35-минутного «Лунного Пьеро» Арнольда Шёнберга Ратманский ставил почти десять лет назад для храброй Дианы Вишнёвой, и Москва не раз могла его оценить. Поскольку в балете нечасто жалуют нововенцев со всей их додекафонией и серийной техникой, «Пьеро» по заслугам прослыл интеллектуальным. Он выглядит не только как изощренный контрапункт к партитуре и нерву времени, но и как парафраз адажио Авроры с четырьмя кавалерами из «Спящей красавицы». Разве что кавалеров тут трое (Кимин Ким, Александр Сергеев, Роман Малышев), и они поперек всякой галантности забывают о своей героине (Рената Шакирова). На этот опус легко накладываются современные проблемы гендерных трений. С одной стороны, живучая модель обожания прекрасной дамы, все как при бабушке. С другой — нахлест собственных эмоций у каждого Пьеро, когда хочется объективации и обладания, но не хочется умножения проблем. Впрочем, героиня не выдерживает идеологического груза, проигрывая в эмоциях как минимум Кимину Киму и, конечно, уступая первой исполнительнице.
После ахроматизма «Семи сонат» и «Лунного Пьеро» идущий финальным «Concerto DSCH» (тоже Американский театр балета, 2008 год) — просто взрыв эмоций. Во-первых, Шостакович, пронимающий даже на четверть полный зал. Во-вторых, хлестнувший оркестр Валерий Гергиев, балет слегка презирающий, но терпящий ради Моцарта, Шостаковича и погоды в доме. Ну и сам Алексей Ратманский, сгустивший в «Concerto DSCH» свой самый недооцененный балет «Болт». Здесь запакованы все его плюсы: экспрессивность формы, открытость цвета, музыкальность и бешено красивый балетный конструктивизм. Плюс великое отечественное ноу-хау 1920-х годов — «танцы машин» с их синхроном и наивной жаждой роботизации. Парни в комбинезонах, как шестеренки, и девушки в косынках, как фонтан ВДНХ, рассыпаются по сцене «Зарядья» в решительных прыжках строителей нового, где целеустремленность — наше все, особенно на гастролях в Москве.
Рядом с этим полным жизни вечером следующий показался искусственным. 50-минутный балет «Дафнис и Хлоя» Мориса Равеля, год назад сделанный в Мариинском Владимиром Варнавой, блистал гламуром с первого до последнего шага.

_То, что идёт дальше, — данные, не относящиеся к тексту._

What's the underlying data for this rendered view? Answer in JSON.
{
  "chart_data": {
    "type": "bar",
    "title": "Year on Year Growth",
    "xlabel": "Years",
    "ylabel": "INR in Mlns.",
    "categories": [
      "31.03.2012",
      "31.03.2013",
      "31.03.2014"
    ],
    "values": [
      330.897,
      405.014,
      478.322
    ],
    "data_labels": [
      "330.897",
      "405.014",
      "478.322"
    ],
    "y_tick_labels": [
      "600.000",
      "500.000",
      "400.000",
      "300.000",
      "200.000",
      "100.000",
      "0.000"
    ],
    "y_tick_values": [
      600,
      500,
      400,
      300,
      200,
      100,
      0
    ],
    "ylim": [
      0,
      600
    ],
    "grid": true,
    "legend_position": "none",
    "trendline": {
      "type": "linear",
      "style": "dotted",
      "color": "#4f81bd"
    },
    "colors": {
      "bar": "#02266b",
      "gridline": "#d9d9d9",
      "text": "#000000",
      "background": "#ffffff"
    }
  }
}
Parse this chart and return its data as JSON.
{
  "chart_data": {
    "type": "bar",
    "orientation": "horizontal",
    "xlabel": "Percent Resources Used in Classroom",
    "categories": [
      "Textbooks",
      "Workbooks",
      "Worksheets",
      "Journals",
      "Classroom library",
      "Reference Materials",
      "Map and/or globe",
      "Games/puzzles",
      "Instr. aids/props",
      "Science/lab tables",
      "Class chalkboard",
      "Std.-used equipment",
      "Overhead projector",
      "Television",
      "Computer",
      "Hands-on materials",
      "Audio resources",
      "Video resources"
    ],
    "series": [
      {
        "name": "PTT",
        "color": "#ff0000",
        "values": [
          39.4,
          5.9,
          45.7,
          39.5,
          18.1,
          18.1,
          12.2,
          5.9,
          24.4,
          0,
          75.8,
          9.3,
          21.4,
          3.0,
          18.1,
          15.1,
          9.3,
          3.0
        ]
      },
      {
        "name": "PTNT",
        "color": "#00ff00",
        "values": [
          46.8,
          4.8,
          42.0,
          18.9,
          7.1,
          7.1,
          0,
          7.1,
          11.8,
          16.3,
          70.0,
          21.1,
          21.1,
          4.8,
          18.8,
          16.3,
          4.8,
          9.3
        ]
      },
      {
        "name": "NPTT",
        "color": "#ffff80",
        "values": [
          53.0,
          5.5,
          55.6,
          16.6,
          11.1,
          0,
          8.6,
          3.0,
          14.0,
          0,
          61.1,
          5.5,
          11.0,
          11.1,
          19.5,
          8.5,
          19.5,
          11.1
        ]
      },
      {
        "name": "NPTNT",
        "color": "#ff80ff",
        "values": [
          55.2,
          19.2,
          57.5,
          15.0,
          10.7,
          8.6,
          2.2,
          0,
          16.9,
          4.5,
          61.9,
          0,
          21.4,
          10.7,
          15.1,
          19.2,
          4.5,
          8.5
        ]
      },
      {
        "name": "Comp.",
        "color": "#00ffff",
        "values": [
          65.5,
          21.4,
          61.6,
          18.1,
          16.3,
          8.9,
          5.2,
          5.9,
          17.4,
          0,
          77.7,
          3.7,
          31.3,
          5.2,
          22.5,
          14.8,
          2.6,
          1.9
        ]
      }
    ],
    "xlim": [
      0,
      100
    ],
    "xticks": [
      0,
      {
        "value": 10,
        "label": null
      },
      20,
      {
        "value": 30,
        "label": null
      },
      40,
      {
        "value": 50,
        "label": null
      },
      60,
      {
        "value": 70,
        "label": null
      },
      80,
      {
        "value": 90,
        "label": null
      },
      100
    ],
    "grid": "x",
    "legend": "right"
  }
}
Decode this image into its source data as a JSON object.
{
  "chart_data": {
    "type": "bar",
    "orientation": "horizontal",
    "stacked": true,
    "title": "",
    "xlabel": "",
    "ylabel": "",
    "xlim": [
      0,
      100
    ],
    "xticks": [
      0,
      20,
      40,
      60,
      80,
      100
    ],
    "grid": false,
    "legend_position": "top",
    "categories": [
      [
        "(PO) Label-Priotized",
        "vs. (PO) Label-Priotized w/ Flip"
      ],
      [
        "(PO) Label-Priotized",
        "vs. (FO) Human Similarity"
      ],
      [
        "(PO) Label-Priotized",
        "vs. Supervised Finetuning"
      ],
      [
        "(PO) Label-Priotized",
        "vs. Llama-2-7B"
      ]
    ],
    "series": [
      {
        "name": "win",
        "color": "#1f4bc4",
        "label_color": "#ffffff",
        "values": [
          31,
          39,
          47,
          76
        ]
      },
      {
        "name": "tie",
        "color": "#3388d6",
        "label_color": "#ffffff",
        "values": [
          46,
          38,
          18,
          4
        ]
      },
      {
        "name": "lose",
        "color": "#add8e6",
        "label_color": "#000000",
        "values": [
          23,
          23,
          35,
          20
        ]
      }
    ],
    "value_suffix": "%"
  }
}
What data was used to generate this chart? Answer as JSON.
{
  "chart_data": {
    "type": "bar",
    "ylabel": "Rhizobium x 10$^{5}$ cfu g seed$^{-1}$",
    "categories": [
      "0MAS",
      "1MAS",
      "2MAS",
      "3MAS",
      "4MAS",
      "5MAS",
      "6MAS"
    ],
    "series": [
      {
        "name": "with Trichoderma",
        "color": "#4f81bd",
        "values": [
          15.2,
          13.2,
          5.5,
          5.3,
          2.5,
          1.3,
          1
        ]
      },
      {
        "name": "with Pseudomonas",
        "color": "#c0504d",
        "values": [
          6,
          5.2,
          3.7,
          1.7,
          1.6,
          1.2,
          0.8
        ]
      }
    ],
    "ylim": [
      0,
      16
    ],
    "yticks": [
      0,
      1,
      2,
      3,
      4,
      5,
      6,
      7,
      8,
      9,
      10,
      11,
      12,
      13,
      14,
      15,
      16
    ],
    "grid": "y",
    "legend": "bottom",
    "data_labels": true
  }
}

Артисты в офисных двойках с черепами козлотуров на головах важно ходили, обсиживали дизайнерские стулья на авансцене, стучали пластмассовыми розами, укладывались на пол с могильными плитами. На лирической теме кратко сказали «бе-е-е», на пиано спустили штаны при деликатно опавшем свете, но, постояв, окончательно снимать их раздумали. Было и хорошее. Когда передавали приветы «Послеполуденному отдыху фавна» Нижинского или на высоких четвереньках со скорпионьи торчащими конечностями шли вдоль сцены. Сзади, за частоколом прутьев, оркестр во главе с Гергиевым, ни на что не отвлекаясь, занимался сугубо Морисом Равелем, и ради этого можно было пересидеть зрелище, убеждаясь, что при всей пестроте афиши слухи о смерти Мариинского балета преувеличены.